L’Irishman di Scorsese alla festa di Roma: mafie, famiglia e il tramonto della vita | Giornale dello Spettacolo
Top

L’Irishman di Scorsese alla festa di Roma: mafie, famiglia e il tramonto della vita

Con De Niro, Al Pacino e Joe Pesci, una saga tra mafia italiana, irlandese e l’assassinio di Kennedy del 1963. Tecniche digitali per ringiovanire e invecchiare gli attori

L’Irishman di Scorsese alla festa di Roma: mafie, famiglia e il tramonto della vita
Preroll

GdS Modifica articolo

22 Ottobre 2019 - 16.33


ATF

Martin Scorsese alla Festa del cinema di Roma torna alle sue storie del crimine in cui intreccia riflessioni sul vivere e su temi come l’amicizia, la morte, il tradimento, l’invecchiamento. E con un cast dove ritrova Robert De Niro insieme ad Al Pacino, Harvey Keitel e Joe Pesci. In The Irishman recitano tra i protagonisti anche Bobby Cannavale e Anna Paquin. Più testate, non necessariamente italiane, hanno parlato di capolavoro.

Il film presentato alla manifestazione capitolina ha una doppia particolarità: i “bravi ragazzi” sono stati sia ringiovaniti che invecchiati tramite una tecnica digitale ancora sperimentale, a quanto pare per ora molto costosa, impiegata in postproduzione, dacché il regista voleva loro, non altri attori; la tecnologia è della Industrial Light & Magic.
Altro dettaglio: il film di tre ore e mezza sarà nelle sale italiane dal 4 al 6 novembre (in quelle newyorkesi per quattro settimane) in oltre 50 copie distribuite dalla Cineteca di Bologna. Dal 27 novembre lo si vedrà in streaming su Netflix che ha prodotto The Irishman. Scorsese aveva bussato a molte porte e, nonostante sia un regista da Oscar con “The Departed” e abbia un curriculum con pochi eguali, ha trovato quelle porte sbarrate. Il regista ha osservato che Netflix gli ha dato tutta la libertà creativa che voleva e quando lui era in ritardo l’emittente gli ha risposto di procedere e prendersi tutto il tempo necessario. Quanto al trasmettere in streaming il film mentre è ancora in sala (negli Usa, non da noi), Scorsese ha osservato che per vedere un film “devi avere un film” e solo Netflix gli ha dato finanziamenti (ben 160 milioni di dollari) e tempo adeguati.

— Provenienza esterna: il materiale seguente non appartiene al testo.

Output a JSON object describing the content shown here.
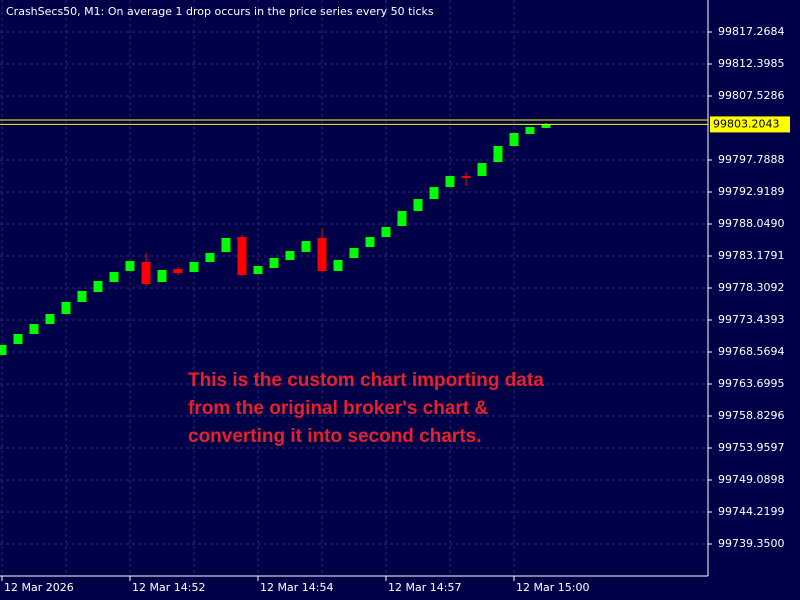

Frank Sheeran (De Niro) è invecchiato, ha i capelli bianchi ed è sulla sedia a rotelle. È in un ospizio di Filadelfia. Era un camionista irlandese e un boss del sindacato di categoria, è stato soldato nella Seconda guerra mondiale, era un nome nella mafia italiana negli anni Cinquanta. Prima di andarsene Sheeran  svela di aver ucciso lui il leader del sindacato dei camionisti, Jimmy Hoffa (è Al Pacino) per la famiglia Bufalino, per il boss Russell Bufalino (Joe Pesci). Jimmy Hoffa è realmente esistito ed è stato un istrionico sindacalista dei camionisti statunintensi. E il racconto si incrocia con l’omicidio di John Fitzgerald Kennedy a Dallas nel 1963.

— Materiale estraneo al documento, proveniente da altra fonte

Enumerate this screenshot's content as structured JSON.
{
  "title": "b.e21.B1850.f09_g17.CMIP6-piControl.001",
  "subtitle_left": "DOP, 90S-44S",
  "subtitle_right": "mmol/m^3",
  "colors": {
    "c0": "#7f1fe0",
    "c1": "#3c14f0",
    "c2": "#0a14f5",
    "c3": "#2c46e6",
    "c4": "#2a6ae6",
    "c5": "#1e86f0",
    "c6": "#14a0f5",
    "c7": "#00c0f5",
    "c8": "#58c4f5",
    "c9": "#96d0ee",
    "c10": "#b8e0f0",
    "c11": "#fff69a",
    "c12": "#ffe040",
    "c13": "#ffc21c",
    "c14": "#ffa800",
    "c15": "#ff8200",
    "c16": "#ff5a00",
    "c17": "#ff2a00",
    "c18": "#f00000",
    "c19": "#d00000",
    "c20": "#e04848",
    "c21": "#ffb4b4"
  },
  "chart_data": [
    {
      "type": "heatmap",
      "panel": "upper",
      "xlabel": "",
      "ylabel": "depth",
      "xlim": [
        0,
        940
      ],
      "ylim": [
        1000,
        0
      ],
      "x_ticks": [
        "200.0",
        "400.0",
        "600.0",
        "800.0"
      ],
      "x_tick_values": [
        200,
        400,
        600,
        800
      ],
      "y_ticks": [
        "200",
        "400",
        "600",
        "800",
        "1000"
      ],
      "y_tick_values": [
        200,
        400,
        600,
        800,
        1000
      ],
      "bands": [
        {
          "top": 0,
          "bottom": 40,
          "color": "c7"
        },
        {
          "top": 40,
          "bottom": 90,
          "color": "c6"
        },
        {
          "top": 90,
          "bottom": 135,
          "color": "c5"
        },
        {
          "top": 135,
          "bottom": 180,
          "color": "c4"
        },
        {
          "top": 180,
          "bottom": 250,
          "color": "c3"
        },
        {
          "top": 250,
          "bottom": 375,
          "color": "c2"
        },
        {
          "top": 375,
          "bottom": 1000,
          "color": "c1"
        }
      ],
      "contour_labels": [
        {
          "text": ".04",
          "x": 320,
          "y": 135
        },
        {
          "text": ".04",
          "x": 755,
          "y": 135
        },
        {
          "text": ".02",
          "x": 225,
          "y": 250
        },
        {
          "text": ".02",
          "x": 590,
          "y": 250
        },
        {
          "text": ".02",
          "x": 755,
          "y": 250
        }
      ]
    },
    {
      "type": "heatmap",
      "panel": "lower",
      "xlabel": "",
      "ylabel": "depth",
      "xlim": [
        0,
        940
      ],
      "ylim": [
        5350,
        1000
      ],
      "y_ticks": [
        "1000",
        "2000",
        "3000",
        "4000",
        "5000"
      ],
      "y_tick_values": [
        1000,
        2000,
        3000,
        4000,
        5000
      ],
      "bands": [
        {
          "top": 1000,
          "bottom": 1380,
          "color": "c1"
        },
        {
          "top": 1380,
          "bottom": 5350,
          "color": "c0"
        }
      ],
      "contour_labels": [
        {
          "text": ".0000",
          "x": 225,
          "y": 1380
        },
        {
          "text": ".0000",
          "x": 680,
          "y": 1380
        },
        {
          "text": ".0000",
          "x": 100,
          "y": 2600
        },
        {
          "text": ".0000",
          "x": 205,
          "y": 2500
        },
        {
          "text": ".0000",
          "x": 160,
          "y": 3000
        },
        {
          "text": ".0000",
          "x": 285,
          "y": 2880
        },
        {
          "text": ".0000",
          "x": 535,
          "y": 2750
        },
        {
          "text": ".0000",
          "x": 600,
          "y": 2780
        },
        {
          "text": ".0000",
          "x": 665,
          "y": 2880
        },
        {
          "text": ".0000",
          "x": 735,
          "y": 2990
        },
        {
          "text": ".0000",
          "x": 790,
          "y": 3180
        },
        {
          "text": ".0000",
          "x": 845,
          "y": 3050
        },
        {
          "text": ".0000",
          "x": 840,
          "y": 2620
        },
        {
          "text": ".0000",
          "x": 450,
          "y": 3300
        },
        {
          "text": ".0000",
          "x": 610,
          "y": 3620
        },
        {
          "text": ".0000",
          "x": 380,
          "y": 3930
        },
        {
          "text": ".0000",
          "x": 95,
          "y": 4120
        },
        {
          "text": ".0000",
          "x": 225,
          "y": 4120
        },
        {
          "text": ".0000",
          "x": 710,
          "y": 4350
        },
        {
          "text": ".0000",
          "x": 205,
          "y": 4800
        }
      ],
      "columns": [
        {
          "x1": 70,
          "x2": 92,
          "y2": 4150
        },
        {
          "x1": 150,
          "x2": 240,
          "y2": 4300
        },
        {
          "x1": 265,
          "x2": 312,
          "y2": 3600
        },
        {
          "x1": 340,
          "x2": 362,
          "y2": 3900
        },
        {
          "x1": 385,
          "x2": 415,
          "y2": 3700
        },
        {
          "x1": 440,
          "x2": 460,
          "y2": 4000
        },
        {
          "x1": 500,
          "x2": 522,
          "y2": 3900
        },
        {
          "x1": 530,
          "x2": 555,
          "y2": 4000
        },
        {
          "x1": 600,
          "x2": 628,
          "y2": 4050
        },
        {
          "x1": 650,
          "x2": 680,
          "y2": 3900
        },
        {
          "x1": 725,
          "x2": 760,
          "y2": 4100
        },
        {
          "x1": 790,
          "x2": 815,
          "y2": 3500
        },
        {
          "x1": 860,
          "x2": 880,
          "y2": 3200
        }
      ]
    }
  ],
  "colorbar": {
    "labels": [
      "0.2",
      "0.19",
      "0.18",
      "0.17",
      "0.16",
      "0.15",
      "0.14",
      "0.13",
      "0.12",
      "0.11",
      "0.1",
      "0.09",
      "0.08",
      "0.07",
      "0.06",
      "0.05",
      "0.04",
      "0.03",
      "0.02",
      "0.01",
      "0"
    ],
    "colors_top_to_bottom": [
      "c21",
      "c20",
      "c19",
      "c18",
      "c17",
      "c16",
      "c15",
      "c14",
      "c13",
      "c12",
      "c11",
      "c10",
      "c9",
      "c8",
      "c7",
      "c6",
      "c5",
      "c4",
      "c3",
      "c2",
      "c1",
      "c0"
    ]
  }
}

La saga si sviluppa dal primo dopoguerra agli anni Duemila e racconta della mafia italiana e di quella irlandese. Il film è tratto da un libro che De Niro ha suggerito a Scorsese: I heard you paint houses: Frank “The Irishman” Sheeran & Closing the Case on Jimmy Hoffa di Charles Brandt, pubblicato in Italia da Fazi Editore.
“Un senso di melanconia pervade il film perché, per quanto si possa accettare la propria morte, Frank è rimasto solo, ha tagliato i ponti con la propria famiglia”, dichiara il regista alla Repubblica. E all’Ansa: “De Niro ed io volevamo fare un nuovo film insieme dopo Casinò del ’95, ne parlavamo da anni senza trovare la storia giusta. È stato Bob a parlarmi di questo libro: si è emozionato, coinvolto, descrivendo questo personaggio e ho sentito che potevamo essere sulla strada giusta e allo sceneggiatore Steven Zaillian ho chiesto di scrivere un film che cercasse di raccontare una vita intera. Un approccio dalla fine di un’esistenza a guardare a ritroso nel tempo su cui De Niro ed io ci sentivamo a nostro agio”.
Scorsese spiega come lui e l’attore abbiano voluto lasciare nel passato la violenza che ha attraversato la vita di Sheeran, di non averla voluta “spettacolarizzare” e di voler portare il personaggio all’accettazione che “la morte è parte della vita”.